There has been significant regulatory progress to modernize EU legislation on batteries, such as the recent initiative announced in December 2020. Sustainability, clean energy and climate neutrality are among the goals under the EU Green Deal, the same goals that derive from the Batteries Directive (2006/66/EC) as well.
On December 10th 2020, the European Commission proposes to modernize EU legislation on batteries, delivering its first initiative among the actions announced in the new Circular Economy Action Plan. Sustainable batteries are key for the goals of the European Green Deal and contribute to the zero pollution ambition set in it. They promote competitive sustainability and are necessary for green transport, clean energy and to achieve climate neutrality by 2050. The proposal addresses the social, economic and environmental issues related to all types of batteries. Batteries placed on the EU market should become sustainable, produced with the lowest possible environmental impact in full respect of human rights as well as social and ecological standards.
Since 2006, batteries and waste batteries have been regulated at EU level under the Batteries Directive (2006/66/EC). A modernization of the framework is necessary because of changed socioeconomic conditions, technological developments, markets, and battery uses. Demand for batteries is increasing rapidly and is set to increase 14 fold by 2030. This is mostly driven by electric transport making this market an increasingly strategic one at the global level. Such global exponential growth in demand for batteries will lead to an equivalent increase in demand for raw materials, hence the need to minimize their environmental impact.

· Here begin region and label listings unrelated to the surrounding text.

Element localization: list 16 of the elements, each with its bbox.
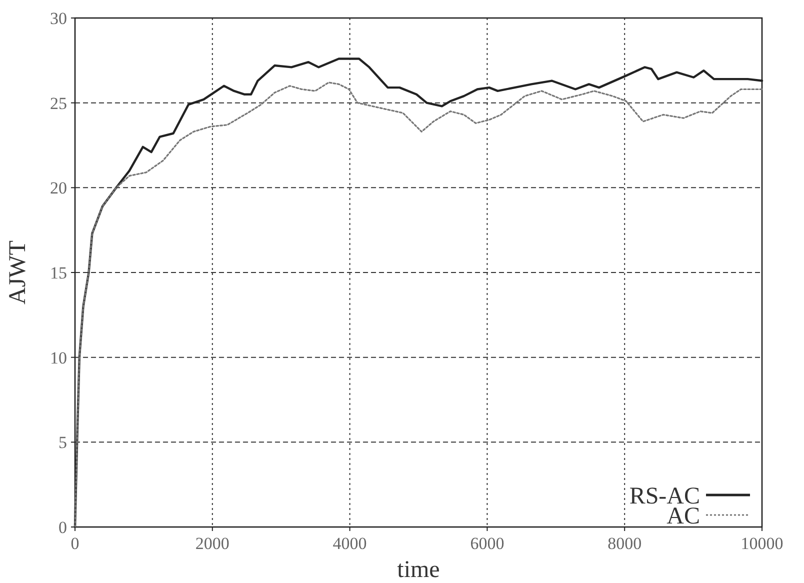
legend-label: AC: [666, 503, 700, 530]
y-tick-label: 25: [50, 94, 67, 113]
x-tick-label: 6000: [470, 534, 504, 553]
x-tick-label: 2000: [195, 534, 230, 553]
y-axis-title: AJWT: [5, 240, 31, 304]
y-tick-label: 15: [50, 263, 67, 282]
y-tick-label: 0: [58, 518, 67, 537]
y-tick-label: 10: [50, 348, 67, 368]
y-tick-label: 5: [58, 433, 67, 452]
x-tick-label: 10000: [740, 534, 784, 553]
y-tick-label: 30: [50, 8, 67, 28]
y-tick-label: 20: [50, 178, 67, 198]
x-tick-label: 0: [70, 534, 80, 553]
x-tick-label: 4000: [332, 534, 367, 553]
x-axis-title: time: [397, 557, 440, 583]
x-tick-label: 8000: [608, 534, 642, 553]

The Commission proposes mandatory requirements for all batteries (i.e. industrial, automotive, electric vehicle and portable) placed on the EU market. Requirements such as use of responsibly sourced materials with restricted use of hazardous substances, minimum content of recycled materials, carbon footprint, performance and durability and labelling, as well as meeting collection and recycling targets, are essential for the development of more sustainable and competitive battery industry across Europe and around the world. Providing legal certainty will additionally help unlock large-scale investments and boost the production capacity for innovative and sustainable batteries in Europe and beyond to respond to the fast-growing market.
The measures that the Commission proposes will facilitate achieving climate neutrality by 2050. Better and more performant batteries will make a key contribution to the electrification of road transport, which will significantly reduce its emissions, increase the uptake of electric vehicles and facilitate a higher share of renewable sources in the EU energy mix. With this proposal, the Commission also aims to boost the circular economy of the battery value chains and promote more efficient use of resources with the aim of minimizing the environmental impact of batteries.
Last but not least, the Commission proposes to establish new requirements and targets on the content of recycled materials and collection, treatment and recycling of batteries at the end-of-life part. This would make sure that industrial, automotive or electric vehicle batteries are not lost to the economy after their useful service life.
The proposed regulation defines a framework that will facilitate the repurposing of batteries from electric vehicles so that they can have a second life, for example as stationary energy storage systems, or integration into electricity grids as energy resources. With its new battery sustainability standards, the Commission will also promote globally the green transition and establish a blueprint for further initiatives under its sustainable product policy on whether the changes are valid.